The incentive "will unlock new private investment for communities where millions of Americans face the crisis of closing business, lack of access to capital and declining entrepreneurship," said a bipartisan congressional group -- Sens. Tim Scott, a South Carolina Republican, and Cory Booker, a New Jersey Democrat, and Reps. Pat Tiberi, an Ohio Republican, and Ron Kind, a Wisconsin Democrat -- in announcing the idea.
But almost two years after the tax break became law, and almost two months after the Trump administration clarified how private equity firms, venture capitalists and other investors can qualify for the tax break, only a handful of people have started funds that focus on operating businesses. Many are still trying to figure out how to satisfy both the IRS and investors eager for high returns.

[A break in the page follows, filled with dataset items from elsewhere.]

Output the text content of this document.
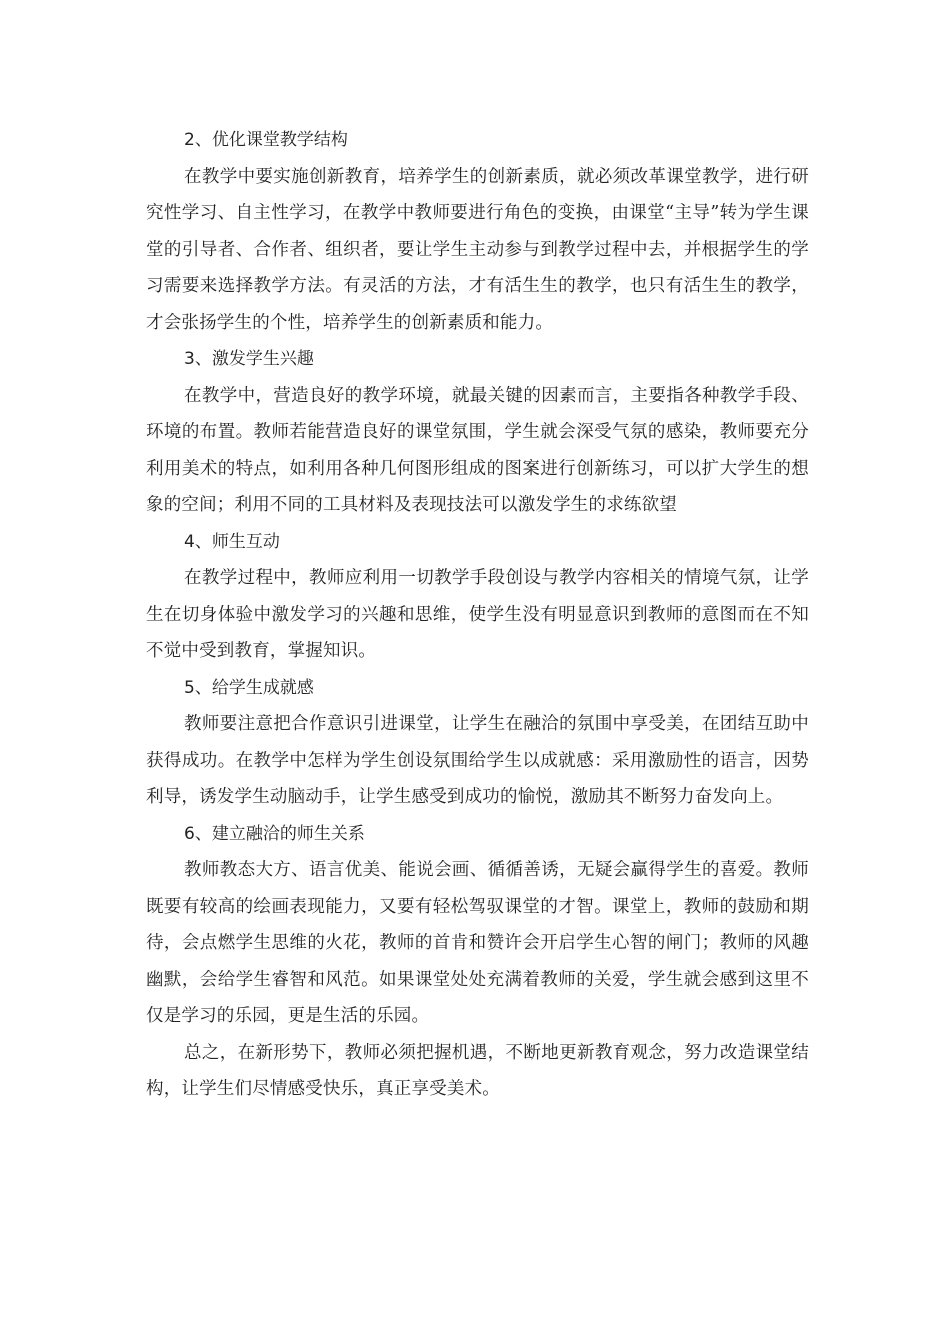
2、优化课堂教学结构

在教学中要实施创新教育，培养学生的创新素质，就必须改革课堂教学，进行研究性学习、自主性学习，在教学中教师要进行角色的变换，由课堂“主导”转为学生课堂的引导者、合作者、组织者，要让学生主动参与到教学过程中去，并根据学生的学习需要来选择教学方法。有灵活的方法，才有活生生的教学，也只有活生生的教学，才会张扬学生的个性，培养学生的创新素质和能力。

3、激发学生兴趣

在教学中，营造良好的教学环境，就最关键的因素而言，主要指各种教学手段、环境的布置。教师若能营造良好的课堂氛围，学生就会深受气氛的感染，教师要充分利用美术的特点，如利用各种几何图形组成的图案进行创新练习，可以扩大学生的想象的空间；利用不同的工具材料及表现技法可以激发学生的求练欲望

4、师生互动

在教学过程中，教师应利用一切教学手段创设与教学内容相关的情境气氛，让学生在切身体验中激发学习的兴趣和思维，使学生没有明显意识到教师的意图而在不知不觉中受到教育，掌握知识。

5、给学生成就感

教师要注意把合作意识引进课堂，让学生在融洽的氛围中享受美，在团结互助中获得成功。在教学中怎样为学生创设氛围给学生以成就感：采用激励性的语言，因势利导，诱发学生动脑动手，让学生感受到成功的愉悦，激励其不断努力奋发向上。

6、建立融洽的师生关系

教师教态大方、语言优美、能说会画、循循善诱，无疑会赢得学生的喜爱。教师既要有较高的绘画表现能力，又要有轻松驾驭课堂的才智。课堂上，教师的鼓励和期待，会点燃学生思维的火花，教师的首肯和赞许会开启学生心智的闸门；教师的风趣幽默，会给学生睿智和风范。如果课堂处处充满着教师的关爱，学生就会感到这里不仅是学习的乐园，更是生活的乐园。

总之，在新形势下，教师必须把握机遇，不断地更新教育观念，努力改造课堂结构，让学生们尽情感受快乐，真正享受美术。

Meanwhile, real estate-focused funds have already raised billions. And real estate companies are cashing in. For example, Kushner Companies, the family business of President Donald Trump's son-in-law, Jared Kushner, has been buying up property in the zones, according to the Associated Press.
Confusing U.S. Treasury Department rules held business-focused funds back, said John Lettieri, president and CEO of the Economic Innovation Group, a public policy group in Washington, D.C., that lobbied for opportunity zones. Now that the agency has issued more guidance, Lettieri said, "opportunity funds that are geared toward investing in local businesses are going to proliferate."
But the tax break has always been easier to apply to real estate. "The truth is, it's a tax break that's place-based," said Napoleon Wallace, a former deputy secretary of the North Carolina Department of Commerce and a founding partner of Opportunity North Carolina, a group that helps expedite deals in the state.
An Uneasy Alignment
The opportunity zone tax break is several incentives in one. Investors defer paying income taxes on capital gains that they invest in special funds that, in turn, invest in real estate or businesses in the zones. After five years, investors get a tax break on those gains. After seven years, the tax break increases. And most importantly, after 10 years, they can pocket any money they earn from their zone investment tax-free.
Brian Phillips is an entrepreneur who is confident he can find promising tech startups that are already in a zone or willing to move to one. But last year, when Phillips was considering creating an opportunity zone fund focused on businesses, he was "kind of the only one."
Investors had to wait until the April release of Treasury guidelines to learn how businesses would qualify as being in a zone for tax purposes. The guidelines said businesses need to perform at least half their services in a zone, pay half their wages in the zone, or generate half their income from a mix of property and management functions in a zone.